As the structural integrity of North America’s aging infrastructure decreases, there is an urgent need for finding new and cost-effective methods for rehabilitating these structures. Previous studies showed that Carbon Fibre Reinforced Polymer (CFRP) and Glass Fibre Reinforced Polymer (GFRP) are effective in rehabilitating steel and concrete structures. In the current research, the feasibility of Basalt Fibre Reinforced Polymer (BFRP) in rehabilitating steel beams with various corrosion shapes was evaluated. Both experimental and finite element methods were used in this study. The current study found that BFRP is effective in increasing the yield and ultimate load capacities of steel beams that have developed corrosion defect of various aspect ratios.

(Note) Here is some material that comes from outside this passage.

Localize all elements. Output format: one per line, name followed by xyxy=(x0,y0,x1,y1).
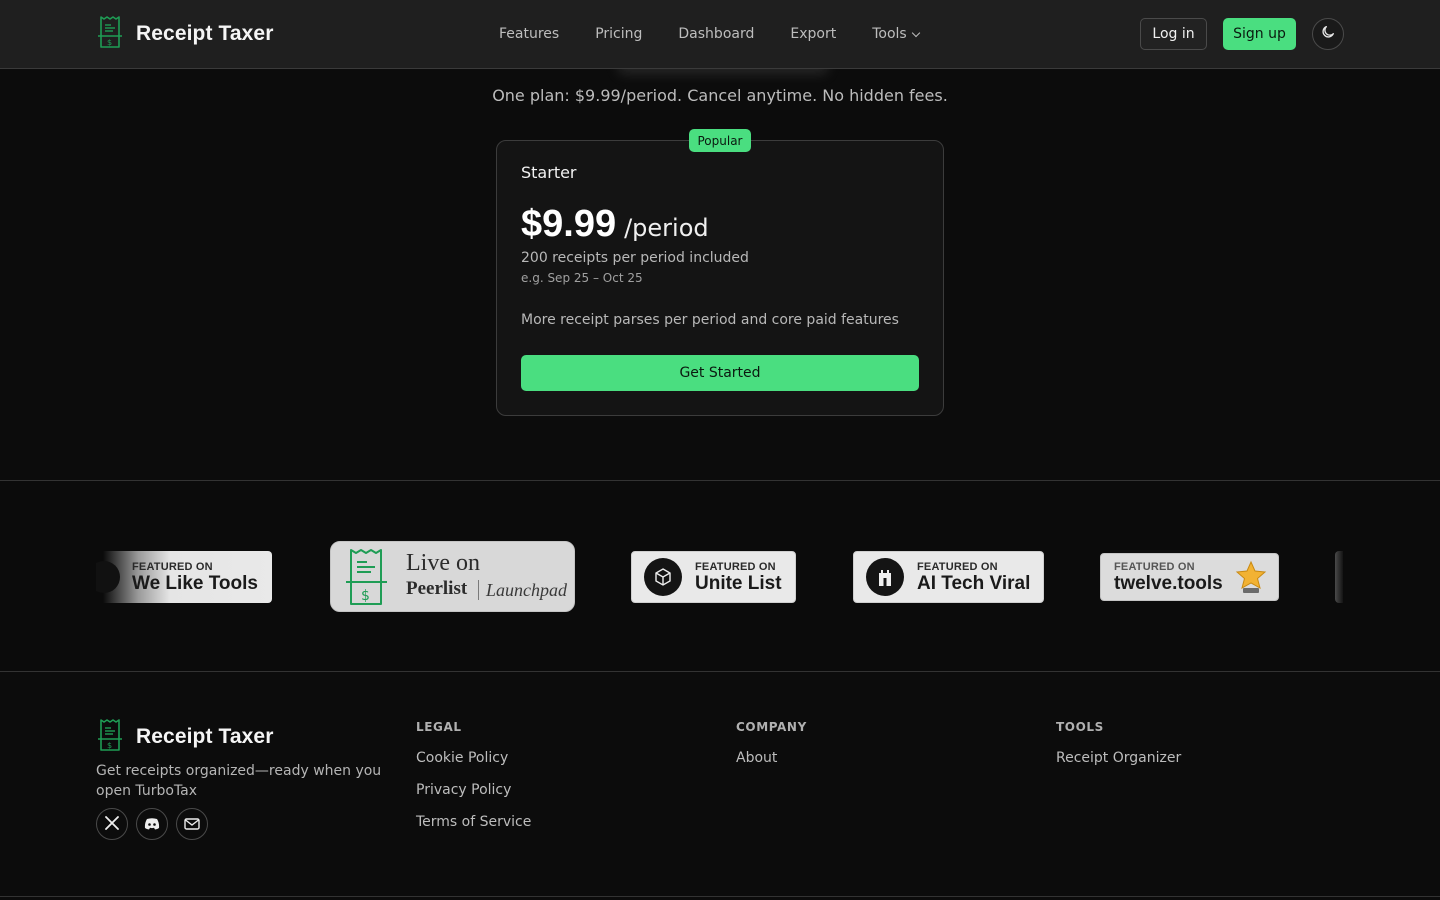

The findings also indicated that the ductility of the rehabilitated beams is lower than that of the undamaged beam, however, the ductility of the rehabilitated beams increases with increasing number of BFRP layers. The structural behavior of rehabilitated steel beams including the complex behavior of rupture in the BFRP was successfully modelled using a commercially available finite element software. A good correlation between finite element models and the experimental results was obtained. Validated finite element models were used to obtain a design equation that can be used to determine the optimum BFRP layers required to completely restore the ultimate load capacity of the steel beams corroded with various shapes.